Beijing, for its part, accused the United States of “political manipulation”.
The US State Department on Wednesday released a new edition of its series of studies entitled “Boundaries on the Seas,” which updates a 2014 legal analysis on the same topic.
At the time, US authorities were already questioning the legality of the delimitation of the “nine dotted lines” that appear on Chinese maps around almost the entire South China Sea, despite protests from Southeast Asian countries.
The Permanent Court of Arbitration (PCA) in The Hague pointed out in 2016 that China had no historic rights to the resources within the lines it defined, ruling in favor of the Philippines.
Relying in particular on that arbitration, US diplomacy wrote that Beijing “illegally claims sovereignty or a form of exclusive jurisdiction over large parts of the South China Sea.”
“These allegations seriously undermine the rule of law in the oceans and many universally recognized provisions of international law” contained in the 1982 United Nations Convention on the Law of the Sea, the State Department added.
Beijing’s response was not long in coming.
“The US report distorts international law, misleads public opinion […] and upsets the regional situation,” Chinese diplomacy spokesman Wang Wenbin said at a press conference today.
According to the Washington report, China’s invocation of “historical rights” to claim control of this sea is “illegal”, as are its claims over certain “islands” which, according to Washington, have no “geographic” basis in the case of submerged areas at high tide.
“The United States once again appeals to the People’s Republic of China to align its maritime claims with international law, respect the decision of the arbitral tribunal” and “cease illegal and coercive activities in the South China Sea”, said the Department of State in a statement.
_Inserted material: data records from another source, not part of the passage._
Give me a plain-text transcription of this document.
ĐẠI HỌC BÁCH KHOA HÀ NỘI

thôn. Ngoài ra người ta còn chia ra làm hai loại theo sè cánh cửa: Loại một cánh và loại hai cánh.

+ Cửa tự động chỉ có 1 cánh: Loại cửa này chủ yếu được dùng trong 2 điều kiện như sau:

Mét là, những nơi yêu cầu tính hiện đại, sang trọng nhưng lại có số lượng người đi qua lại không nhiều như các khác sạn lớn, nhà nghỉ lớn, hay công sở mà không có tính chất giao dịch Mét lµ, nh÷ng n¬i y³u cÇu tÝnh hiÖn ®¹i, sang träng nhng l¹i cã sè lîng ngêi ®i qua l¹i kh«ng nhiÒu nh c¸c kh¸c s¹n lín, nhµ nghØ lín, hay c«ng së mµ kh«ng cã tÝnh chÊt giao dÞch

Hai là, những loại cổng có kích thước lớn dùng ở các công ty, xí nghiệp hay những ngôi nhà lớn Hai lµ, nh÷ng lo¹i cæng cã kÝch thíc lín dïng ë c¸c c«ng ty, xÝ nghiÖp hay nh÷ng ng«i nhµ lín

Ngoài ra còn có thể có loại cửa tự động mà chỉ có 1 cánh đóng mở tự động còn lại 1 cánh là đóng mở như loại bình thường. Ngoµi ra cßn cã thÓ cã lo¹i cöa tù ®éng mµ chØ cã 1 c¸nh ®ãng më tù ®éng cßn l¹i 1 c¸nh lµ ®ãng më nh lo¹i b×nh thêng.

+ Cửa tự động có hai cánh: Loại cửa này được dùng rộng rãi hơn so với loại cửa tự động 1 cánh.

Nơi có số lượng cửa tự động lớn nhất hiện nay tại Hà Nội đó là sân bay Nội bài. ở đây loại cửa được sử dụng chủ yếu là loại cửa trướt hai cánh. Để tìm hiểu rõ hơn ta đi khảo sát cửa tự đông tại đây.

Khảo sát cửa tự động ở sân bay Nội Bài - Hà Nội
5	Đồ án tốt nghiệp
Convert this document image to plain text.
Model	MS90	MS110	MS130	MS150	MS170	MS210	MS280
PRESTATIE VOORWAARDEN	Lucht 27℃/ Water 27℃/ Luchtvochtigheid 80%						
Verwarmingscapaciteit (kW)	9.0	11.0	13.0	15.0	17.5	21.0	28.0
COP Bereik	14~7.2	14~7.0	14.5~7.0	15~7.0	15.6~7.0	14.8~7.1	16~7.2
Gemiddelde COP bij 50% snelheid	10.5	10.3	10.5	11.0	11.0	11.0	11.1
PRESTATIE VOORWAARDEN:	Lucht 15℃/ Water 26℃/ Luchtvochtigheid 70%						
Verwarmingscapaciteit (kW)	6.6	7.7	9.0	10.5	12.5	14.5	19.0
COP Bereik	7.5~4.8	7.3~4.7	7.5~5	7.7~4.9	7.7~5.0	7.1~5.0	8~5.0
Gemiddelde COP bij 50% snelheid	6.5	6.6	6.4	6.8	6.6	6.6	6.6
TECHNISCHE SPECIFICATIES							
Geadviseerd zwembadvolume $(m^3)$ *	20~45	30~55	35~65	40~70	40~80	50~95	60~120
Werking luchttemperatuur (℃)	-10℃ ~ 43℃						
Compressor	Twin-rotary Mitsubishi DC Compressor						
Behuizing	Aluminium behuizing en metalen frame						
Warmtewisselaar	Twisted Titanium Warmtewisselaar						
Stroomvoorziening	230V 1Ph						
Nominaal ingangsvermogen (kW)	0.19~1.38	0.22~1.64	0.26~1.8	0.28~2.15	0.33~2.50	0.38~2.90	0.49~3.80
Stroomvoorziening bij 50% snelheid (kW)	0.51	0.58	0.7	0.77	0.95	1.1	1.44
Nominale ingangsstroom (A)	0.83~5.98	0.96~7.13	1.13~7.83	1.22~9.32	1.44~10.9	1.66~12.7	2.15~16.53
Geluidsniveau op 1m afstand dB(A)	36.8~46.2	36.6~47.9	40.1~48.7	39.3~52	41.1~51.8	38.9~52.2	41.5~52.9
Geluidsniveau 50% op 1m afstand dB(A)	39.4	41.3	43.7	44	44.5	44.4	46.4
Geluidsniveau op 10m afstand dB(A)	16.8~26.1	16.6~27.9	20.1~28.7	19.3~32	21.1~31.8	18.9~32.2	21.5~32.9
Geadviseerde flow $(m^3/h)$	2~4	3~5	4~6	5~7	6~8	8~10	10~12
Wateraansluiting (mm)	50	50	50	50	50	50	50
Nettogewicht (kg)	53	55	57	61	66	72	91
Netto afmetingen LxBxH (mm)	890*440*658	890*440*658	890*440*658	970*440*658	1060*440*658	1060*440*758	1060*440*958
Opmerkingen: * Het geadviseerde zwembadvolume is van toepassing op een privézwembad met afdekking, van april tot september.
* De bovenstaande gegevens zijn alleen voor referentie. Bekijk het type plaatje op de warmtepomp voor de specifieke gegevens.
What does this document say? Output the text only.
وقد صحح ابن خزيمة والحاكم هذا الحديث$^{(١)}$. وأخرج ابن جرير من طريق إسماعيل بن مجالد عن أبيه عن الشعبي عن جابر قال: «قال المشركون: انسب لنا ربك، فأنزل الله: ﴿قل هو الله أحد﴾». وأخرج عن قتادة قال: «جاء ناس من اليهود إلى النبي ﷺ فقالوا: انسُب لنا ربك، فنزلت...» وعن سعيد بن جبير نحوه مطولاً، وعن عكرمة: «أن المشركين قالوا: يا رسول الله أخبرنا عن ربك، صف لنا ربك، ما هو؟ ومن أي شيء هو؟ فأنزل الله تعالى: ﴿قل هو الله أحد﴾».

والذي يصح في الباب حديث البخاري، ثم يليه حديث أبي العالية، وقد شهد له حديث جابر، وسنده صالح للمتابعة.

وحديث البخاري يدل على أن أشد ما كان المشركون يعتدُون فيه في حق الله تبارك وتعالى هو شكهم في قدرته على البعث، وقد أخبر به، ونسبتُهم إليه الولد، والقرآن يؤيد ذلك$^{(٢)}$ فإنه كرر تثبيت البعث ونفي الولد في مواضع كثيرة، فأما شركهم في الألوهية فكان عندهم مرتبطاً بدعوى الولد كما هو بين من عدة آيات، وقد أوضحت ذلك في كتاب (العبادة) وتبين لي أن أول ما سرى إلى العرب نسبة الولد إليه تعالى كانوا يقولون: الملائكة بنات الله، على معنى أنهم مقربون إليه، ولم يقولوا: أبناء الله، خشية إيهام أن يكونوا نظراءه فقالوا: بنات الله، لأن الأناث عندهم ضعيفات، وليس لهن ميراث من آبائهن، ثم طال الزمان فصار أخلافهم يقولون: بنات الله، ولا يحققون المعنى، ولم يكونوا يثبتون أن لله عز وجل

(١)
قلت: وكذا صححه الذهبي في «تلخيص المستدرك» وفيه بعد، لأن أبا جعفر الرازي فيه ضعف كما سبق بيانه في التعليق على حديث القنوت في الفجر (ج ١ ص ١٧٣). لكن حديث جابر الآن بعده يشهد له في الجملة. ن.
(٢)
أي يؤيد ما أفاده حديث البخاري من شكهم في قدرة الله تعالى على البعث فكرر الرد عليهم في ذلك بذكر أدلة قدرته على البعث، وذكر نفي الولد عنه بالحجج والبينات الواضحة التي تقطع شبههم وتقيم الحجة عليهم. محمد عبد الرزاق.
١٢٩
In 2020, Mike Pompeo, then-Secretary of State to President Donald Trump, explicitly supported the claims of Southeast Asian countries over the South China Sea, going beyond the traditional US stance of criticizing the Chinese position without defending other states.
This sea is one of the main points of friction between Washington and Beijing, whose relations are also being affected by human rights issues, trade, or the statutes of Taiwan and Hong Kong.